And for going beyond the bibliographic citations to include abstracts as
well, https://grobid.readthedocs.io/en/latest/ might be useful. --Kevin
On 5/12/22 1:49 PM, Julia Bauder wrote:
> Hi, Danielle,
> Have you taken a look at https://text2bib.economics.utoronto.ca/ ? If it
> works for you, that's likely to be one of the easiest methods to convert
> the list into structured data.
> Julia Bauder
> Social Studies and Data Services Librarian
> Director, Data Analysis and Social Inquiry Lab
> Grinnell College Libraries
> 1111 6th Ave.
> Grinnell, IA 50112
> On Thu, May 12, 2022 at 1:40 PM Danielle Reay <[log in to unmask]> wrote:
>> We have a faculty member looking to create a dataset from an annotated
>> bibliography she compiled. Right now it exists as a word file and as a pdf.

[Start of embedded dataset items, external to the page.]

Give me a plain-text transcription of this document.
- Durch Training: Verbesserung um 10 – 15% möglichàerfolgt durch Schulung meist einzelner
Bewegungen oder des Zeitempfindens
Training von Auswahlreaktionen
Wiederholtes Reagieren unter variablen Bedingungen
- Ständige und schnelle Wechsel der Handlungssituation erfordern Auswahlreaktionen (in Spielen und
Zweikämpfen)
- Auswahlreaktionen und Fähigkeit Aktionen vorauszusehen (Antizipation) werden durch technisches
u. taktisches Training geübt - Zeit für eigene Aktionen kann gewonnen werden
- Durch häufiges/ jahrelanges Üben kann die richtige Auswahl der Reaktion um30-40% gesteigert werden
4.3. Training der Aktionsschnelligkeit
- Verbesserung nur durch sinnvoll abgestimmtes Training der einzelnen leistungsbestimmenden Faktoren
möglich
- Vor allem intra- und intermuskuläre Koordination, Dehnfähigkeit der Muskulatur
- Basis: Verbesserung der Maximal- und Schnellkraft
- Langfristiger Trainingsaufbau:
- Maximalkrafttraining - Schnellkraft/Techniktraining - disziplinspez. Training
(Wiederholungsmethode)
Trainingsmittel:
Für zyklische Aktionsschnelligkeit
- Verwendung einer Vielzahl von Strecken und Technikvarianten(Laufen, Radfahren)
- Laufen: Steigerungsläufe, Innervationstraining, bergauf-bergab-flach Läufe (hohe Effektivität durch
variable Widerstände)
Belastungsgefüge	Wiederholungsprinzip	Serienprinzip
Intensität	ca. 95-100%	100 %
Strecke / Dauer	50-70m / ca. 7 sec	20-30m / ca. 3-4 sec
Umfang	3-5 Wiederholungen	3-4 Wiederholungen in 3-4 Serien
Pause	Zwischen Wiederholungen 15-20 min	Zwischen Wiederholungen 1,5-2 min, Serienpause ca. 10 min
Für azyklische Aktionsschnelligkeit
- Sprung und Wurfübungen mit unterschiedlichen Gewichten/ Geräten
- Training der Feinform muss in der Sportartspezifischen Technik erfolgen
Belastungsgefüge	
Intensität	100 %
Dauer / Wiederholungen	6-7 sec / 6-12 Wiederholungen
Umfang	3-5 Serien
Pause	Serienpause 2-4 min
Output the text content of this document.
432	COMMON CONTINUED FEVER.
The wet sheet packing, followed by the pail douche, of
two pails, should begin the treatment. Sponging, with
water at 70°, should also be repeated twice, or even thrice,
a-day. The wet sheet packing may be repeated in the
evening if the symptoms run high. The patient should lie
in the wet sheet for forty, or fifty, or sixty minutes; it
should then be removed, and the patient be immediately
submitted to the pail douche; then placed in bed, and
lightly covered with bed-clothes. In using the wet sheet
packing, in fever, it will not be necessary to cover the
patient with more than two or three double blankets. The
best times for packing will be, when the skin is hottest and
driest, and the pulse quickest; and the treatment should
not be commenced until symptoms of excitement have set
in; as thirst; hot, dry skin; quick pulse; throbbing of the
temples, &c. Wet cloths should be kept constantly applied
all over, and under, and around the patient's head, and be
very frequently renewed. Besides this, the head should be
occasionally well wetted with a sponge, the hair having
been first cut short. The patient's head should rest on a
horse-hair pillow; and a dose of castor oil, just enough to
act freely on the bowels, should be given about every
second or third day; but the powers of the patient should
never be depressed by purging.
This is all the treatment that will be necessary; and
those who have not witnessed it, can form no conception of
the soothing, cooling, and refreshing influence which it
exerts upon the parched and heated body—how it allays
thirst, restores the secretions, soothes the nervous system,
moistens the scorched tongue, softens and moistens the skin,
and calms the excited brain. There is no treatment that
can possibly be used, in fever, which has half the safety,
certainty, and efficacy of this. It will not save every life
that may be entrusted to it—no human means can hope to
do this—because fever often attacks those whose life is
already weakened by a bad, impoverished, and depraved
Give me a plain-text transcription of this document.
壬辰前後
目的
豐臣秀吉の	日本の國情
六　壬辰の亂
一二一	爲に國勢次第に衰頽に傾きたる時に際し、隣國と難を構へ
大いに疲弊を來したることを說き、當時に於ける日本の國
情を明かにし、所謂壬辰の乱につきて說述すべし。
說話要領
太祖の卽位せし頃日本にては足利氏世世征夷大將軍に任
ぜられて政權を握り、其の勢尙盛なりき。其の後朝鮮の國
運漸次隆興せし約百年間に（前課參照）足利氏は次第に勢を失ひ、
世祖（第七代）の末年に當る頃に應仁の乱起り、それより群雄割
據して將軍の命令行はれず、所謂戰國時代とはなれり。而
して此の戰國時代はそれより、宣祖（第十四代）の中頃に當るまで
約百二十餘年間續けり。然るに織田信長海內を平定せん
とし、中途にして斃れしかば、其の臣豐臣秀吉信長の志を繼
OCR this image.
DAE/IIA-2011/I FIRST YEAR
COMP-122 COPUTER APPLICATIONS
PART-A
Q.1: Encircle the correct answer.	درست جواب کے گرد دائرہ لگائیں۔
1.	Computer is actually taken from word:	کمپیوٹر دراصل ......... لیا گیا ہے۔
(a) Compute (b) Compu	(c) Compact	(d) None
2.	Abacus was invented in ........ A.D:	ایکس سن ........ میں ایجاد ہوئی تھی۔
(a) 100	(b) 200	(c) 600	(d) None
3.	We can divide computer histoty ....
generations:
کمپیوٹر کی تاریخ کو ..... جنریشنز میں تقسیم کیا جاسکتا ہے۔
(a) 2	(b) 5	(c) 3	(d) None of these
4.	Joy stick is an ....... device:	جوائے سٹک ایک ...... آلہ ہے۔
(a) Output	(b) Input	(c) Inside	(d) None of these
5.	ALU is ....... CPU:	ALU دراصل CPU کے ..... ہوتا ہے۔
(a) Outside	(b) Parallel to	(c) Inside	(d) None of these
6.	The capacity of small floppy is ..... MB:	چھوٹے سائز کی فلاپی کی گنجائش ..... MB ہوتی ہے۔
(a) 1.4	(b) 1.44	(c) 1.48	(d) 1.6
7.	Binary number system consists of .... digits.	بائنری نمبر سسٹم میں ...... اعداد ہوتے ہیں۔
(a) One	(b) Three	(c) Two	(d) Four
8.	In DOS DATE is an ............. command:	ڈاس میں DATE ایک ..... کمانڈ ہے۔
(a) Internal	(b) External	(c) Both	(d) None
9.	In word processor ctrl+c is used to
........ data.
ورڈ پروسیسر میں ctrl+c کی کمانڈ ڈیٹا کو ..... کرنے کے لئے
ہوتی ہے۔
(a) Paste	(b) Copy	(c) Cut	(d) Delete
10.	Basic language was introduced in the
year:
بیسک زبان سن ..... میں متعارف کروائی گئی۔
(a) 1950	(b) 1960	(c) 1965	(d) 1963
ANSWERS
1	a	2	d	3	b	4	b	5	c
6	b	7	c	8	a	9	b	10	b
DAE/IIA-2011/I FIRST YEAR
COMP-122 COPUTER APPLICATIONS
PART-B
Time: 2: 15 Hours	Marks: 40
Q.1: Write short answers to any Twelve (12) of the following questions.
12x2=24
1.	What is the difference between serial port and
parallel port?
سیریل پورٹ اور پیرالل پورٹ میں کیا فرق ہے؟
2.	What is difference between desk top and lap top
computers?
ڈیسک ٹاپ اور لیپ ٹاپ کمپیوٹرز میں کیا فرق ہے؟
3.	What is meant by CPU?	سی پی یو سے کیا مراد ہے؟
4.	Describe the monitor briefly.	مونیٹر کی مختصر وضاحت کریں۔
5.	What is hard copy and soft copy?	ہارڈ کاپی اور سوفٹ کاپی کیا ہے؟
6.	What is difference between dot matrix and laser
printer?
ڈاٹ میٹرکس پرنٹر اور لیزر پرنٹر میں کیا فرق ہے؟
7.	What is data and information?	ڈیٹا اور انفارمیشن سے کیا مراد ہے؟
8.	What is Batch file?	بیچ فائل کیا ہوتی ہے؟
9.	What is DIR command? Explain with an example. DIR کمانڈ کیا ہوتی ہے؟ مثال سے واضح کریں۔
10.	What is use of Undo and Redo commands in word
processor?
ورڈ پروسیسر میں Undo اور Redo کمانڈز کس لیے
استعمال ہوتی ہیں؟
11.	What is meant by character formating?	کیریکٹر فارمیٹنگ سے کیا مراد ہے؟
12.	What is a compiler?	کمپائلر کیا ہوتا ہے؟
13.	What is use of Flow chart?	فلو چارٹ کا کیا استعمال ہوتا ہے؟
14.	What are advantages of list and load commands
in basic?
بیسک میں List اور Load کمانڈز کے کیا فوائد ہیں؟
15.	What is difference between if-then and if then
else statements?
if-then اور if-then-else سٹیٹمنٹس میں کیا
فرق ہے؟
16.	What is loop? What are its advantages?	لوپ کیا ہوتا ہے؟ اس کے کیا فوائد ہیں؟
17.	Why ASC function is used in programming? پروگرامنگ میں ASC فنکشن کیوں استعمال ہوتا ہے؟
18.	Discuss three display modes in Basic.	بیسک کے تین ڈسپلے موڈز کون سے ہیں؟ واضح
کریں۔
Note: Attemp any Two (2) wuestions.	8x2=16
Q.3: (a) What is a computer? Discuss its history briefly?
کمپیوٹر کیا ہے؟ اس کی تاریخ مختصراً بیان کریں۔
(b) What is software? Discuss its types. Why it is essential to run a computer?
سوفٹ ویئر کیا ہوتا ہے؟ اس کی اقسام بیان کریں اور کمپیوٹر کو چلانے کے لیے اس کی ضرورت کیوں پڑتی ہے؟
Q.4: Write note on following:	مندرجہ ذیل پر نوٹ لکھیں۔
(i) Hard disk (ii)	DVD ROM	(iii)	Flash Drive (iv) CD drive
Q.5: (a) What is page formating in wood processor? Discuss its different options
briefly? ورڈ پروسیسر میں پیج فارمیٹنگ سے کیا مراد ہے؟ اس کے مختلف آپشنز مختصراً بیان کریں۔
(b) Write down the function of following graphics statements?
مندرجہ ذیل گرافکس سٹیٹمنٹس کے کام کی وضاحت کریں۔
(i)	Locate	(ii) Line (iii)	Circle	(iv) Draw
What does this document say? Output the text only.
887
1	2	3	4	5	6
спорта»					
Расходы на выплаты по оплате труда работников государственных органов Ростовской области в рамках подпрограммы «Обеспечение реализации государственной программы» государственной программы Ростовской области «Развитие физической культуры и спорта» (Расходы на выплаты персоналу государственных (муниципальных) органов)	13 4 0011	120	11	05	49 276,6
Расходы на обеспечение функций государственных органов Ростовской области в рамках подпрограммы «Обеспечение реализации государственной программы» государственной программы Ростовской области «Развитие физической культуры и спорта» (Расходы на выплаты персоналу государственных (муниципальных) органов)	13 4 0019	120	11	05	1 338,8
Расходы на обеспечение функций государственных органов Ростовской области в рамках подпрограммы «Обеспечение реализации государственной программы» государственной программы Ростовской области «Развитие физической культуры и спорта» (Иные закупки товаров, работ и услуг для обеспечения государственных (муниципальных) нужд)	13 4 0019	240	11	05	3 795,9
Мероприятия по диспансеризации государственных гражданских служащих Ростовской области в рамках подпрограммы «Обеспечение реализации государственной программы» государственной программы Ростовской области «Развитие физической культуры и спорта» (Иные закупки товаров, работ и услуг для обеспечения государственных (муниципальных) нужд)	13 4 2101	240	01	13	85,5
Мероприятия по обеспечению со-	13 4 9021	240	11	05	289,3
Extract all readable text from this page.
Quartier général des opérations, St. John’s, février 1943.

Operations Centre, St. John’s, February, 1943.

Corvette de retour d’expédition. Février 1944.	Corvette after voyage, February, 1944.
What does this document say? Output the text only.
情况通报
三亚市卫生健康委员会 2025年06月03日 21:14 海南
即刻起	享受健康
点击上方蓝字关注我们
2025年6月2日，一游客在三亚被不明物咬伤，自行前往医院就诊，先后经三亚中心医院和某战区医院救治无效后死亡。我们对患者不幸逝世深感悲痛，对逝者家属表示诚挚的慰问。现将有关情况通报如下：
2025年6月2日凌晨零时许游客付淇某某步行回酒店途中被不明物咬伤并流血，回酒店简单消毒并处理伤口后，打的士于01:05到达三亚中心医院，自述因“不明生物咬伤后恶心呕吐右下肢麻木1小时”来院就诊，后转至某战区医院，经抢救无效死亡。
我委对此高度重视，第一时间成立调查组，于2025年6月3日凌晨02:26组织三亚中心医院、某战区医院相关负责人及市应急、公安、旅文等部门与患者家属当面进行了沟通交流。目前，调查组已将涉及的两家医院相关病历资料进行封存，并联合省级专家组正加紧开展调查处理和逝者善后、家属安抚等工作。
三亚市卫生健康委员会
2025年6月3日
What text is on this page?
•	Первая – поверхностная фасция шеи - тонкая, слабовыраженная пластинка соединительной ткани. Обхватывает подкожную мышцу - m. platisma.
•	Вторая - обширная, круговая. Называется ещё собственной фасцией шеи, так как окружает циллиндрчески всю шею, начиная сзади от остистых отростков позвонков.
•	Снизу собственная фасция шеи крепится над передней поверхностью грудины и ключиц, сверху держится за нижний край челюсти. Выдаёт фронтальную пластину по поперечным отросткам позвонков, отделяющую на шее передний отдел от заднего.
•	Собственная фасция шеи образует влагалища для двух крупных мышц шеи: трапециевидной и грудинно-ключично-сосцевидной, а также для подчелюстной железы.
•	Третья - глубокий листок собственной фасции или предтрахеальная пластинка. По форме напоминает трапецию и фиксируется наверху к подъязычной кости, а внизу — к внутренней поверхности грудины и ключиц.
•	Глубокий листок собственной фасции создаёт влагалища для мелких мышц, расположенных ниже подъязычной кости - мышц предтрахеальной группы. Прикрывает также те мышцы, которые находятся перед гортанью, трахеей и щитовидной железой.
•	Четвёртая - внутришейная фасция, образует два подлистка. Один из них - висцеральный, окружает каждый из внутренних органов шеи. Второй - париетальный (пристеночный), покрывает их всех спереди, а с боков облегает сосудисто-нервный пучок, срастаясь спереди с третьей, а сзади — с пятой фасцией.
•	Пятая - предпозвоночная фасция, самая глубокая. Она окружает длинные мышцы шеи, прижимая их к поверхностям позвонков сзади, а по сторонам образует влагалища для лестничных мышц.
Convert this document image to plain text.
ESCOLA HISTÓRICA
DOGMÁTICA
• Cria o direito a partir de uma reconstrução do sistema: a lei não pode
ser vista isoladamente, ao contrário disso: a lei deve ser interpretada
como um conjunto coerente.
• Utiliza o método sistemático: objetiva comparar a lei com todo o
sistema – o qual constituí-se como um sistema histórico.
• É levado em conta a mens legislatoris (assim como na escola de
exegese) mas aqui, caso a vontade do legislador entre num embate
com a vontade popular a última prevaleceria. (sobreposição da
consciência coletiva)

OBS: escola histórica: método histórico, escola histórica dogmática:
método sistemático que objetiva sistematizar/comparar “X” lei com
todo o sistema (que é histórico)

>> The entries are relatively structured with a citation and an abstract, but
>> the document is about 150 pages long with multiple entries per page. Rather
>> than manually copy and paste everything to create the spreadsheet/csv, I
>> wanted to ask for suggestions or approaches to doing this by either
>> scraping or extracting structured data from the pdf. Thanks very much in
>> Danielle Reay
>> Digital Scholarship Technology Manager
>> Drew University